Hong Kong experienced the fifth wave of COVID-19 pandemic starting from early 2022, after the first Omicron variant cluster was found in the community. The fifth wave became the worst to hit Hong Kong since the pandemic began, and the number of cases escalated exponentially.

On 16 February 2022, Xi Jinping, General Secretary of the Chinese Communist Party, ordered to halt COVID surge by all means according to the state-backed Hong Kong media, a usual directive from the Chinese Government. Pro-Beijing MPs soon urged the Hong Kong Government to trigger the emergency law.

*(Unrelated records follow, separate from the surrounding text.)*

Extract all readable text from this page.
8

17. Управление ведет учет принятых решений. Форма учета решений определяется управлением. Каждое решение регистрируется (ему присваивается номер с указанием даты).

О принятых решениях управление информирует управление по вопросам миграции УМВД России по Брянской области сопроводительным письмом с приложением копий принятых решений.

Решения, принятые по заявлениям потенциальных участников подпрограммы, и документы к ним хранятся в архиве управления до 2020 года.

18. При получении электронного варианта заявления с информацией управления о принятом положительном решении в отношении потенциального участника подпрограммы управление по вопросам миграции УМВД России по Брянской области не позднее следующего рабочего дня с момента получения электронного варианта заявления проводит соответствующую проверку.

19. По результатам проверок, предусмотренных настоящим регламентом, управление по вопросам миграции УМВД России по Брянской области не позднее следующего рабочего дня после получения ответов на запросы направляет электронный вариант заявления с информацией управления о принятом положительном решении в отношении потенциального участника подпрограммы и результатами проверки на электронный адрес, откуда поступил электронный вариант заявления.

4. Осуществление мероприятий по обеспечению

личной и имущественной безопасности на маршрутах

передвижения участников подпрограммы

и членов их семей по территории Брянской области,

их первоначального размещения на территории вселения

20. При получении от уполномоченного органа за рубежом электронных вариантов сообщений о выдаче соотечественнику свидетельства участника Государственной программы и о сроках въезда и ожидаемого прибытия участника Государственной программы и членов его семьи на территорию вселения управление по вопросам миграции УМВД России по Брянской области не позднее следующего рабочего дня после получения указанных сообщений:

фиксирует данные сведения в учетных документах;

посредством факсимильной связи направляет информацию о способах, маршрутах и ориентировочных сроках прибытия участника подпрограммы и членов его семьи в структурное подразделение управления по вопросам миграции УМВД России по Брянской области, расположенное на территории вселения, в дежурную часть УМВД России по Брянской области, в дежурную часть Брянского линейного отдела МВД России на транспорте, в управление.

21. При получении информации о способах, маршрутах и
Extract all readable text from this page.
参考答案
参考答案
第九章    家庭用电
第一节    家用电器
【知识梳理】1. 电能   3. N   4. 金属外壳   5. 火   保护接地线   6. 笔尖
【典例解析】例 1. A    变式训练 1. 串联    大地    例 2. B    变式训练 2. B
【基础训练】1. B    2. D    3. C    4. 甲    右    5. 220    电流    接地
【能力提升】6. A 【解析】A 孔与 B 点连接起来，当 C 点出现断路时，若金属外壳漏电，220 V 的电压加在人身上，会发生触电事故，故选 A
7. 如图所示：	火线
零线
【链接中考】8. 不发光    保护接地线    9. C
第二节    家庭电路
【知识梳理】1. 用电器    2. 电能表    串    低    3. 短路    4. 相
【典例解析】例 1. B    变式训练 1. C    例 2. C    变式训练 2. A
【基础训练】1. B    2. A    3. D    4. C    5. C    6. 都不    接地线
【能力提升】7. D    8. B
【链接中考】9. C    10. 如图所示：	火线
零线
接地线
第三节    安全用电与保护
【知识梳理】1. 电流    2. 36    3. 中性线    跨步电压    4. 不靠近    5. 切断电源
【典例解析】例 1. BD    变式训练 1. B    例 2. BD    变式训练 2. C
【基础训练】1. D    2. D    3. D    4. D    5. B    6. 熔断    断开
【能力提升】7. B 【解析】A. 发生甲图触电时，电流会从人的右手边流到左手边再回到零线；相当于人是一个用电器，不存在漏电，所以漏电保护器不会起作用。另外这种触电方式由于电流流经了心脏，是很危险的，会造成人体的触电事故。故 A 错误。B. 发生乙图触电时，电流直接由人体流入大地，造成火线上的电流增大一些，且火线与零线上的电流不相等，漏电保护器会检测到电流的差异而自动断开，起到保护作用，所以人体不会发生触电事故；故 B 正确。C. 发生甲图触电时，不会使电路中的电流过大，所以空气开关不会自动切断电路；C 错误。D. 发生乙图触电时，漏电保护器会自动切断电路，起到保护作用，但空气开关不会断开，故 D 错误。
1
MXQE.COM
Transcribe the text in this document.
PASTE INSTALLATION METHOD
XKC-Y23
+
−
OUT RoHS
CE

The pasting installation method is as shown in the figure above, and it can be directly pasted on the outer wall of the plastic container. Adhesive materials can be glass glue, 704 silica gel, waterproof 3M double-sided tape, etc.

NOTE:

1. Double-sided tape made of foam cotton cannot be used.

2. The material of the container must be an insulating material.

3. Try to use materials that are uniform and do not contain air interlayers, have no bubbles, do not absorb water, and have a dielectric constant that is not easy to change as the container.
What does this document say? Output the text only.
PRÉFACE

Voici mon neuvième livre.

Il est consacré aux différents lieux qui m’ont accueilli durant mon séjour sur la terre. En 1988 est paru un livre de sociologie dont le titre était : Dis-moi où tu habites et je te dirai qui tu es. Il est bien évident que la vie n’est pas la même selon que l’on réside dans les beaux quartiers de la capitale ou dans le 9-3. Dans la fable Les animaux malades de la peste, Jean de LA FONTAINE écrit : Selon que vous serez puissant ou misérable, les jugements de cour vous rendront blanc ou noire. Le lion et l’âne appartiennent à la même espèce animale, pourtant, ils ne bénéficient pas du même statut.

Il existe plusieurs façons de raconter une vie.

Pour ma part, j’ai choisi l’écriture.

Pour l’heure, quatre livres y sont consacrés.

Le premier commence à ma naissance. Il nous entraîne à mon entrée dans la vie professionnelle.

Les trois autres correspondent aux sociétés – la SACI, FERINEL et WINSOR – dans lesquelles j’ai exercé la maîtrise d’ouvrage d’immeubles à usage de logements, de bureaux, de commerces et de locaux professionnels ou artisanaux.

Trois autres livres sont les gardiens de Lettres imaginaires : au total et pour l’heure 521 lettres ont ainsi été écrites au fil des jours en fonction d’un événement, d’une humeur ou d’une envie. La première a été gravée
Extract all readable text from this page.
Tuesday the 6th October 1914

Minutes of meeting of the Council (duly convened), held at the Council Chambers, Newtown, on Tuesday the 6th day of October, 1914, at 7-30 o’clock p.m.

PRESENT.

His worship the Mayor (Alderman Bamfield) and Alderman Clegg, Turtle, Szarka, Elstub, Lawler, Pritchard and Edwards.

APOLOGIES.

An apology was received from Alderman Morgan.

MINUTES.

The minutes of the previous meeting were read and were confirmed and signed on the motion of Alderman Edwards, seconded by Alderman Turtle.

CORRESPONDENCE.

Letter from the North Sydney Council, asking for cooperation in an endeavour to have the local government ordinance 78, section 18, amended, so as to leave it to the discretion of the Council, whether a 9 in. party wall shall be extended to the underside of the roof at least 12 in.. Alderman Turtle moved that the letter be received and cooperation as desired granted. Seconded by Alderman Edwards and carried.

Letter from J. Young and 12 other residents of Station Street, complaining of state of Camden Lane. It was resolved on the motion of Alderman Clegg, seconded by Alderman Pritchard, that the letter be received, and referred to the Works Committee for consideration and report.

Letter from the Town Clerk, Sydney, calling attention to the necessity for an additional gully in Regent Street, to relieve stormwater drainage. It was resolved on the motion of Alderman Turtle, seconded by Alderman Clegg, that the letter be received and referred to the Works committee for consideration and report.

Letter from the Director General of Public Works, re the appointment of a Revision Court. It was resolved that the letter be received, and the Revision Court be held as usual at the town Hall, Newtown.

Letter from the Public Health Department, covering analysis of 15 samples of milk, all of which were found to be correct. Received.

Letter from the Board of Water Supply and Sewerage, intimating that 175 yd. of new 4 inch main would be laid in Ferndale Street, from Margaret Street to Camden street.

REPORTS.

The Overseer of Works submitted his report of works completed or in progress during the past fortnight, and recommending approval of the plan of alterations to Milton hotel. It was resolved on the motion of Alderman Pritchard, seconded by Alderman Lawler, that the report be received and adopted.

On 23 February, the Chief Executive-in-Council, citing a "very dire" epidemic situation, decided to enact the Regulation to provide the legal basis for the Government to implement the anti-epidemic measures supported by the Chinese Government, including the construction of hospitals and isolation facilities. The Regulation came into effect on the next day. This is the fourth time Chief Executive Carrie Lam used her emergency power to make laws bypassing the Legislative Council.

== Provisions ==
The Regulation empowers the Chief Secretary for Administration to grant exemption to persons or projects such that legal requirements are not needed to be complied with, in order to prevent the spread of virus and swiftly contain the fifth wave, such that the Hong Kong Government may draw on support and resources from China in a "flexible and prompt" manner.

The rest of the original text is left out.